Anthony McCall joue sur la notion d’apparition et de disparition; dans son travail comme dans son parcours artistique. Le voici présent après quelques années passées dans le graphisme qui l’éloigna de la sphère des galeries et musées.
Pour son exposition à la galerie Martine Aboucaya l’artiste nous offre la possibilité de (re)découvrir une partie de son œuvre passée (très peu montrée en France) avec un film et une slide installation, tous les deux datant de 1972 ; alors qu’une installation lumineuse créée pour l’exposition vient en rappel à ses fameuses solid light films.

Landscape for Fire est le premier film d’Anthony McCall. Sur un terrain d’aviation militaire désaffecté flanqué d’une ancienne tour de contrôle, des hommes habillés de blanc mettent à feu de petits barils d’essence placés de manière géométrique à l’image d’une grille de jeu.
On assiste à un ballet-technique, ces hommes sont présents pour les gestes qu’ils accomplissent : mise à feu des barils, enregistrement du son provoqué par celle-ci, élaboration d’une œuvre qui se frotte au land art. Par ces mimétismes, l’œuvre s’inclut dans une optique liée au process art, car le processus, l’instant de fabrication, n’est pas à étouffer mais à révéler.

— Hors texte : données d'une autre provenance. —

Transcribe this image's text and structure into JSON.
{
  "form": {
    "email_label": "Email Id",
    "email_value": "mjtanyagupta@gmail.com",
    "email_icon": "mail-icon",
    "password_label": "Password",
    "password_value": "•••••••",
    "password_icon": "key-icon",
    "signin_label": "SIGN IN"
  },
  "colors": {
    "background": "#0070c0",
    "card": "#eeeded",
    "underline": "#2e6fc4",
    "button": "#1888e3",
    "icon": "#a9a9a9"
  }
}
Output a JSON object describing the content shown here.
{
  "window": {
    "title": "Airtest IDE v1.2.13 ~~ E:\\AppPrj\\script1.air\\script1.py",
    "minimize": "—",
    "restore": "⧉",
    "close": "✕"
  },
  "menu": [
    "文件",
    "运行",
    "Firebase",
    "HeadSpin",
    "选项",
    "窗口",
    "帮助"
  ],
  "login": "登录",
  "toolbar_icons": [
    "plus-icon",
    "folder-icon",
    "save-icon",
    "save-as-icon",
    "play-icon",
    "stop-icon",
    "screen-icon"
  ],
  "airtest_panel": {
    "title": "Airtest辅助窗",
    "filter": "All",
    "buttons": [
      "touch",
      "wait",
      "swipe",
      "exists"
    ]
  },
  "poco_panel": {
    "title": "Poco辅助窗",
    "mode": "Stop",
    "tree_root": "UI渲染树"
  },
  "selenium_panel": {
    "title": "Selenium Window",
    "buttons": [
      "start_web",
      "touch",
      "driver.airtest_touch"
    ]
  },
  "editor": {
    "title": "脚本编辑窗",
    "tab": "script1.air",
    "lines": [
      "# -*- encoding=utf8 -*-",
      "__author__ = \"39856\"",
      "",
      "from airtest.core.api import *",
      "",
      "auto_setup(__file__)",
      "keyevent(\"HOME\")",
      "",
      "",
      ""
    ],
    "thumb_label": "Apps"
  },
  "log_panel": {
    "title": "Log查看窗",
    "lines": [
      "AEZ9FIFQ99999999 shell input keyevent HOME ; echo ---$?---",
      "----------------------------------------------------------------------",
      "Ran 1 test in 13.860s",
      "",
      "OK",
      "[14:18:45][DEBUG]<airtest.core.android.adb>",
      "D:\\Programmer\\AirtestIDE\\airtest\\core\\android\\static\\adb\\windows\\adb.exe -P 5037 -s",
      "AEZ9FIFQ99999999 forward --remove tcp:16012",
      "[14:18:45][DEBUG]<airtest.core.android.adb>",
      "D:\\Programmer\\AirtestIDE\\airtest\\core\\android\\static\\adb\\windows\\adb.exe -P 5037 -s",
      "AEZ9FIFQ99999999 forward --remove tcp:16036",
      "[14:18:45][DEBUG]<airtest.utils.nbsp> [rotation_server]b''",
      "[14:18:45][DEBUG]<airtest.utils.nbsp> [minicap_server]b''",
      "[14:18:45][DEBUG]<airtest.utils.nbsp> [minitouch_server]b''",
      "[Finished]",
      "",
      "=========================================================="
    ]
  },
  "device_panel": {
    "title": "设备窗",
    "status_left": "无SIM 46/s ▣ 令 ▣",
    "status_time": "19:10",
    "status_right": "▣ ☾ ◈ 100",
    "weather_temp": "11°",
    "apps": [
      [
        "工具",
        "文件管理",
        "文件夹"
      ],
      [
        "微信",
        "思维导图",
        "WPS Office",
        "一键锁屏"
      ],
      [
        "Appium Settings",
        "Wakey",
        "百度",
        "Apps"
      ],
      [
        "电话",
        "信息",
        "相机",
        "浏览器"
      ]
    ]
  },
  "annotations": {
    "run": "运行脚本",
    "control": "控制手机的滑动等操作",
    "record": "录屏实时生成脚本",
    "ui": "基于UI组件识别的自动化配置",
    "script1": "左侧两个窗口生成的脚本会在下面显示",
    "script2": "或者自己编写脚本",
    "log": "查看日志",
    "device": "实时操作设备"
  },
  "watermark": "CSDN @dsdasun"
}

Lorsque Yves Klein commença sa série des «Peintures de feu» (1961), il apprivoisa cet élément pour le faire devenir pinceau révélateur, entachant des toiles qui devenaient réactives ; McCall se sert du feu non pas comme outil mais comme finalité car le feu devient sculpture et point de repère.

You and I, Horizontal est un solid light film à l’image de la célèbre installation de l’artiste Line Describing A Cone qui fut elle-même la base de travail de la toute aussi fameuse œuvre de Gordon Matta-Clark Conical Intersept (l’artiste tronqua un immeuble par une forme conique à l’emplacement du futur Centre Pompidou).

Chez Martine Aboucaya, le visiteur se trouve plongé dans un environnement enfumé et traversé par des rayons de lumières qui projettent des formes géométriques en mouvement. Ces formes issues de l’épuration du minimal art ont une double réalité : celle de la forme visible en deux dimensions sur l’écran de projection, et la forme en trois dimensions obtenue par les rayons de la lumière devenue visible grâce à l’enfumage de la pièce.

L’espace entre le projecteur/lumière et l’écran n’est plus laissé vacant, il est tout simplement devenu sculpture. Mais c’est une sculpture qui apparaît presque aussi immatérielle qu’une sound sculpture car elle peut être parasitée, non pas par la voix, mais par une présence physique. L’œuvre n’existe que lorsque le spectateur se tient de côté profitant du spectacle en décalé, tout en connaissant son statut de parasite et d’acteur.

C’est en sortant de cet espace que l’on se rend compte des formes effectuées par les rayons, puisque Anthony McCall a enregistré sur papier des séquences de You and I, Horizontal, fixant en filigrane ce qui apparaissait évanescent : le regard était devenu médium.